Mauricio ist mein ehemaliger Mentor, derjenige, der mir alles beigebracht hat, was ein Inkubus wissen muss. Obwohl nicht er es war, der mich verwandelt hat. Mauricio hätte mich nie gebissen, er ist stockhetero. Dem Bastard, der mich infiziert hat, bin ich nie wieder begegnet und das ist für uns beide sicher auch besser so. Obwohl ich inzwischen die Vorzüge meines neuen Lebens durchaus zu schätzen weiß. Besonders, wenn mir ein schnuckeliger Kerl wie Jaron über den Weg läuft. Zwar bin ich als Hochelf geboren, doch Mitte der 1980er Jahre wurde ich zu einem Nachtwandler, der seine magischen Kräfte mehrt, indem er Sex hat. Viel Sex. Und ich brauche viel Macht, seit mich der Graue Rat vor ein paar Jahren zum Ringträger bestimmt hat. Deshalb bin ich auch nach Berlin gezogen, in eine Altbauwohnung in Schöneberg. Die Stadt ist nicht nur so weltoffen und multikulturell, dass selbst der schrägste Vogel problemlos in der großen Masse unsichtbar werden kann. Sie ist eine Art modernes Babylon: frei, wild und unglaublich liebenswert - zumindest viele Seiten davon. Dem Charme der kunterbunten Großstadt kann sich nicht einmal eine Schwanenjungfrau wie Kara entziehen. Nicht, dass Kara eine typische Schwanenjungfrau wäre.

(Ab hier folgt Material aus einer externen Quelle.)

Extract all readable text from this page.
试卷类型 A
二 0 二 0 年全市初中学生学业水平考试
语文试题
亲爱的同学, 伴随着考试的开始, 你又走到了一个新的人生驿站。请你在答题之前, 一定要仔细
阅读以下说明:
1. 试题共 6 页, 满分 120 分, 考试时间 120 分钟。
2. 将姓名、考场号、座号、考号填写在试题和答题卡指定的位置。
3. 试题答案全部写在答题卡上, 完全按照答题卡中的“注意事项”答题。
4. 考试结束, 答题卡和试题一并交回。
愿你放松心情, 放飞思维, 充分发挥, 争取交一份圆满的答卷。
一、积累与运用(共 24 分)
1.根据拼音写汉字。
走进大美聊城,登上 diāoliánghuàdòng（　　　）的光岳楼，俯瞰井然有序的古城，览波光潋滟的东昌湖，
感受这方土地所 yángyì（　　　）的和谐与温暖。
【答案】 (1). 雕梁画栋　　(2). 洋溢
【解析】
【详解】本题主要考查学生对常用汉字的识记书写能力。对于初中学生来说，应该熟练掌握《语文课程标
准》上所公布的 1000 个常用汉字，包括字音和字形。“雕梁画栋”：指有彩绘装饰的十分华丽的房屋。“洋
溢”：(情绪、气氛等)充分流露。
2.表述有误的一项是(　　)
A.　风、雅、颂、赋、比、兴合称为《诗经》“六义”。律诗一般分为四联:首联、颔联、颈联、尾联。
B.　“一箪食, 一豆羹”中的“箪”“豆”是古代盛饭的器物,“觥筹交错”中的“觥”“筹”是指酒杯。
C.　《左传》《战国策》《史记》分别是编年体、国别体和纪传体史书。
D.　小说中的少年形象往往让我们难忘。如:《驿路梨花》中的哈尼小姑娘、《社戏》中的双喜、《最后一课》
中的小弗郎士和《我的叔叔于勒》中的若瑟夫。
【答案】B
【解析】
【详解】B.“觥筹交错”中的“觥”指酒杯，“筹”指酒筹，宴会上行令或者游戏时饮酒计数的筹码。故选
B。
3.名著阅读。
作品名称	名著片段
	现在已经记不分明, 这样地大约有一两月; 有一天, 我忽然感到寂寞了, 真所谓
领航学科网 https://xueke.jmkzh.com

»Ich bin nur dein Gast und ich will dir keine Vorschriften machen«, sagt sie und sieht mich dabei so an, als wolle sie mir klarmachen, dass sie sich trotz ihrer Worte wünschte, sie könne genau das tun. »Aber ich kann auch nicht einfach nur hier sitzen und stumm dabei zusehen, wie du uns alle in Gefahr bringst.«

Mit uns alle meint Kara die Magische Gemeinschaft. Seit dem Aufkommen von Internet, Überwachungskameras und Smartphones brauchen die Wächter immer mehr Magie, um die Geheimhaltung unserer Existenz sicherzustellen. Und immer, wenn einer von uns einen Menschen zu sehr in das eigene Leben lässt, besteht die Gefahr, dass wir entdeckt werden.

Unrecht hat Kara nicht. Ich bin nicht an einer Beziehung interessiert, aber Jaron beginnt, mehr als Sex zu wollen. Ich will ihm nicht wehtun und auch wenn ich inzwischen ein Nachtwandler bin, so fließt noch genug Hochelfenblut in mir, dass es mir unmöglich ist, eine Lüge auszusprechen.

»Ich habe alles unter Kontrolle«, teile ich Kara mit.

Dass absolut gar nichts unter Kontrolle ist, stelle ich eine halbe Stunde später fest, während ich mich für einen Ausflug mit Kara an den Schlachtensee umziehe. Als ich mir nämlich das Lederbändchen mit dem Ring umbinden will, stelle ich fest, dass es verschwunden ist. Es liegt weder auf dem Nachtschränkchen, noch sind Band und Schmuckstück auf den Boden gefallen. Fuck! Jaron muss den Ring mitgenommen haben. Diese kleine Kröte!

 

Jaron

 

Jaron unterdrückt ein Gähnen, als er ins Café kommt, wo trotz der frühen Stunde schon geschäftiges Treiben herrscht. Der Duft von Kaffeepulver und süßen Zimtschnecken weht ihm entgegen, ebenso wie das fröhliche Lachen dreier junger Frauen, die gemeinsam frühstücken. Das Rattern der am Café vorbeifahrenden S-Bahn dringt hingegen nur gedämpft durch die Scheiben. Die Nacht steckt Jaron in den Knochen. Er fühlt sich angenehm matt und obwohl er geduscht hat, haftet der Geruch von Tanner noch auf seiner Haut.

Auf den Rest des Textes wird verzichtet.